Книгу сопровождает довольно большая статья петербурженки Илоны Якимовой. С ее еще более развернутым вариантом давно знакомы завсегдатаи литературных сайтов Рунета. Якимова с такой зрячей любовью говорит о Жумагулове, что не всегда легко что-то добавить к ее характеристикам.
Ну да, у нашего поэта два адресата: любимая и Бог. (А вас там и не стояло.) Ну да, любовь у Жумагулова — это любовь на расстоянии, не пришедшая к счастливой развязке. Жумагулов весь целиком в своих стихах состоит из такой по-разному названной любви. Узритский пламень в жилах, давший европейский извод в лирике трубадуров, просиявший любовью к Деве (или хоть к Прекрасной Даме, или хоть к какой-нибудь Шаганэ), растеряв некоторые слишком обязывающие смыслы, воскрес в новом страстном чувстве, лишенном событийного разрешения в стихах. И ты понимаешь, что еще не свеялось пепельное послевкусие былого огня, что не все прогорело дотла. Любовь поэта окликает любовь читателя, мобилизует ту часть твоей души, в которой еще задержалась горькая память. Подобное к подобному. Это как весть от Бога.
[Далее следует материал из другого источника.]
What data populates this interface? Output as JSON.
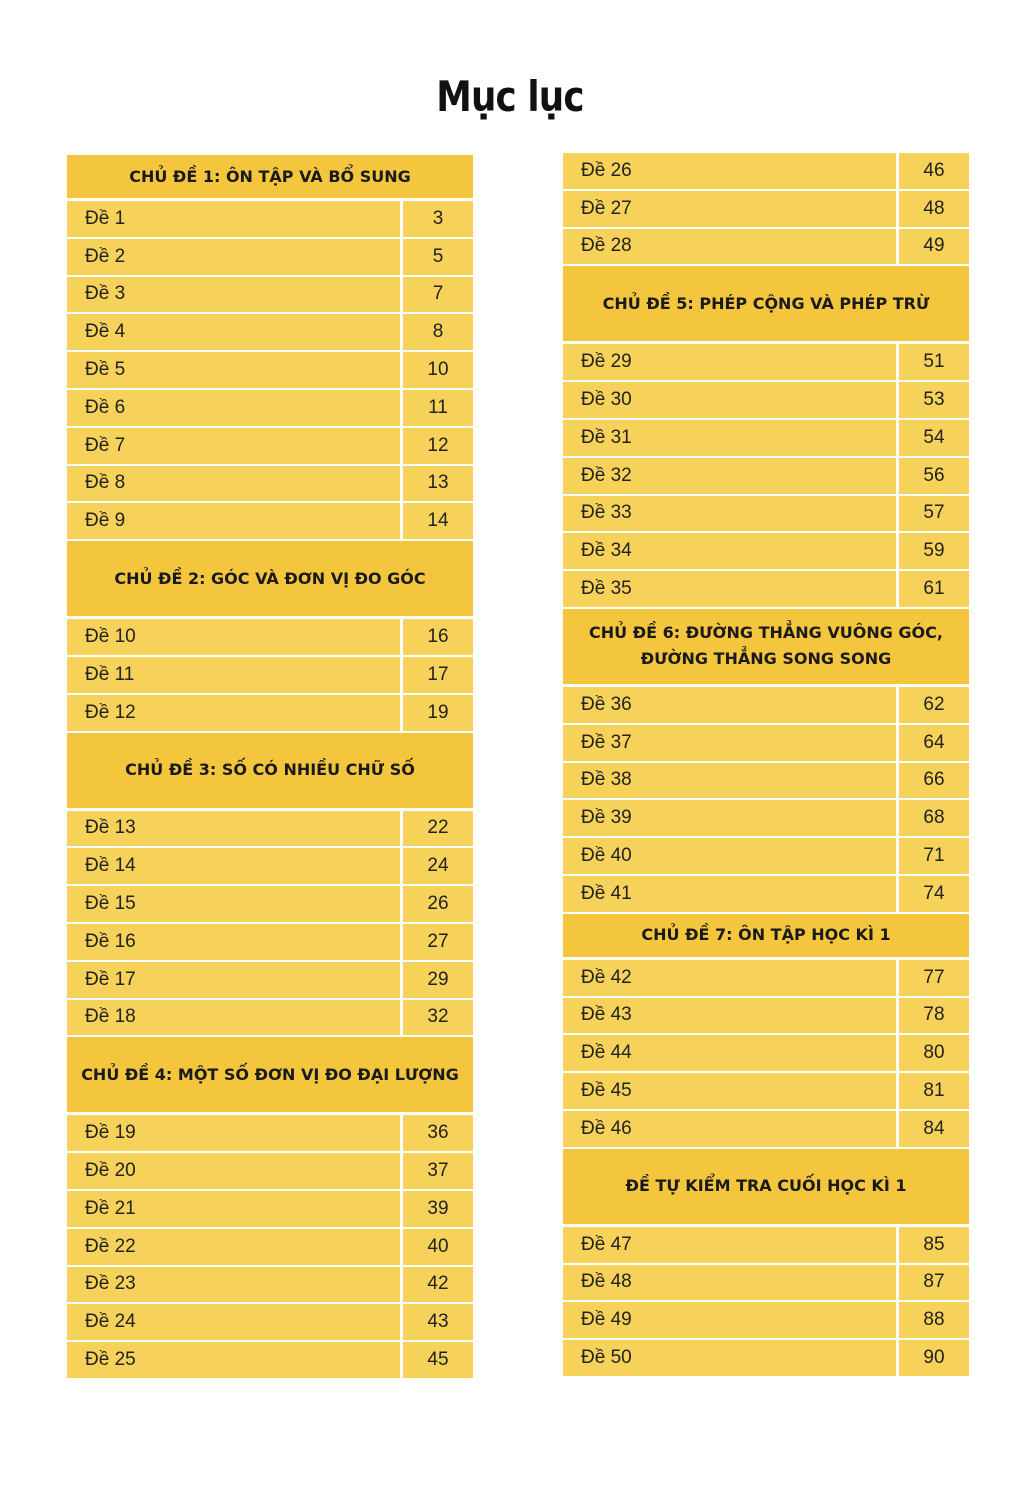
{
  "title": "Mục lục",
  "columns": [
    {
      "items": [
        {
          "header": "CHỦ ĐỀ 1: ÔN TẬP VÀ BỔ SUNG"
        },
        {
          "name": "Đề 1",
          "page": "3"
        },
        {
          "name": "Đề 2",
          "page": "5"
        },
        {
          "name": "Đề 3",
          "page": "7"
        },
        {
          "name": "Đề 4",
          "page": "8"
        },
        {
          "name": "Đề 5",
          "page": "10"
        },
        {
          "name": "Đề 6",
          "page": "11"
        },
        {
          "name": "Đề 7",
          "page": "12"
        },
        {
          "name": "Đề 8",
          "page": "13"
        },
        {
          "name": "Đề 9",
          "page": "14"
        },
        {
          "header": "CHỦ ĐỀ 2: GÓC VÀ ĐƠN VỊ ĐO GÓC"
        },
        {
          "name": "Đề 10",
          "page": "16"
        },
        {
          "name": "Đề 11",
          "page": "17"
        },
        {
          "name": "Đề 12",
          "page": "19"
        },
        {
          "header": "CHỦ ĐỀ 3: SỐ CÓ NHIỀU CHỮ SỐ"
        },
        {
          "name": "Đề 13",
          "page": "22"
        },
        {
          "name": "Đề 14",
          "page": "24"
        },
        {
          "name": "Đề 15",
          "page": "26"
        },
        {
          "name": "Đề 16",
          "page": "27"
        },
        {
          "name": "Đề 17",
          "page": "29"
        },
        {
          "name": "Đề 18",
          "page": "32"
        },
        {
          "header": "CHỦ ĐỀ 4: MỘT SỐ ĐƠN VỊ ĐO ĐẠI LƯỢNG"
        },
        {
          "name": "Đề 19",
          "page": "36"
        },
        {
          "name": "Đề 20",
          "page": "37"
        },
        {
          "name": "Đề 21",
          "page": "39"
        },
        {
          "name": "Đề 22",
          "page": "40"
        },
        {
          "name": "Đề 23",
          "page": "42"
        },
        {
          "name": "Đề 24",
          "page": "43"
        },
        {
          "name": "Đề 25",
          "page": "45"
        }
      ]
    },
    {
      "items": [
        {
          "name": "Đề 26",
          "page": "46"
        },
        {
          "name": "Đề 27",
          "page": "48"
        },
        {
          "name": "Đề 28",
          "page": "49"
        },
        {
          "header": "CHỦ ĐỀ 5: PHÉP CỘNG VÀ PHÉP TRỪ"
        },
        {
          "name": "Đề 29",
          "page": "51"
        },
        {
          "name": "Đề 30",
          "page": "53"
        },
        {
          "name": "Đề 31",
          "page": "54"
        },
        {
          "name": "Đề 32",
          "page": "56"
        },
        {
          "name": "Đề 33",
          "page": "57"
        },
        {
          "name": "Đề 34",
          "page": "59"
        },
        {
          "name": "Đề 35",
          "page": "61"
        },
        {
          "header": "CHỦ ĐỀ 6: ĐƯỜNG THẲNG VUÔNG GÓC,\nĐƯỜNG THẲNG SONG SONG"
        },
        {
          "name": "Đề 36",
          "page": "62"
        },
        {
          "name": "Đề 37",
          "page": "64"
        },
        {
          "name": "Đề 38",
          "page": "66"
        },
        {
          "name": "Đề 39",
          "page": "68"
        },
        {
          "name": "Đề 40",
          "page": "71"
        },
        {
          "name": "Đề 41",
          "page": "74"
        },
        {
          "header": "CHỦ ĐỀ 7: ÔN TẬP HỌC KÌ 1"
        },
        {
          "name": "Đề 42",
          "page": "77"
        },
        {
          "name": "Đề 43",
          "page": "78"
        },
        {
          "name": "Đề 44",
          "page": "80"
        },
        {
          "name": "Đề 45",
          "page": "81"
        },
        {
          "name": "Đề 46",
          "page": "84"
        },
        {
          "header": "ĐỀ TỰ KIỂM TRA CUỐI HỌC KÌ 1"
        },
        {
          "name": "Đề 47",
          "page": "85"
        },
        {
          "name": "Đề 48",
          "page": "87"
        },
        {
          "name": "Đề 49",
          "page": "88"
        },
        {
          "name": "Đề 50",
          "page": "90"
        }
      ]
    }
  ],
  "colors": {
    "header_bg": "#f4c63e",
    "row_bg": "#f7d25a"
  }
}
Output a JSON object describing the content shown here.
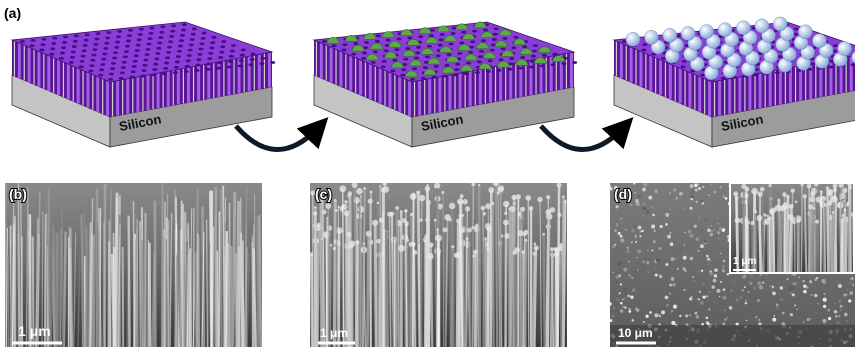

Что же касается собственно Бога… Жумагуловское предположение, что “бога, наверное, нет”, давайте толковать как кратковременный поэтический фантазм. Подлинный религиозный опыт Жумагулова выговорен им, как и все остальное, без потерь, не стесняясь своей наготы. Опыт этот сугубо личный и в этом смысле независимый от догмы, поэту кажется, что конфессиональные рамки ограничат его. Именно так обновляет он и свободу, и риск личного обращения к Богу — и с просьбой, и с упреком. Рискну и я предположить, что Богу угоднее такая непринужденная, незаханженная речь, чем набирающее силу неофарисейство. Впрочем, сюжет это долгий; я думаю, Жумагулов еще даст нам не один повод для того, чтобы продолжить разговор в этом регистре.
Напоследок: сегодня Жумагулов больше, чем кто либо, после Бориса Рыжего, может претендовать на звание первого поэта молодого поколения нового века. Эта миссия ему по силам, если только само поколение, как таковое, действительно случится, а не уйдет в исторический размен, в зыбучие пески стабилизанса. В ином случае поэту достанется испытанный уже другими удел бродяги и скитальца, он вернется к кочевью в пустынных ландшафтах космополиса.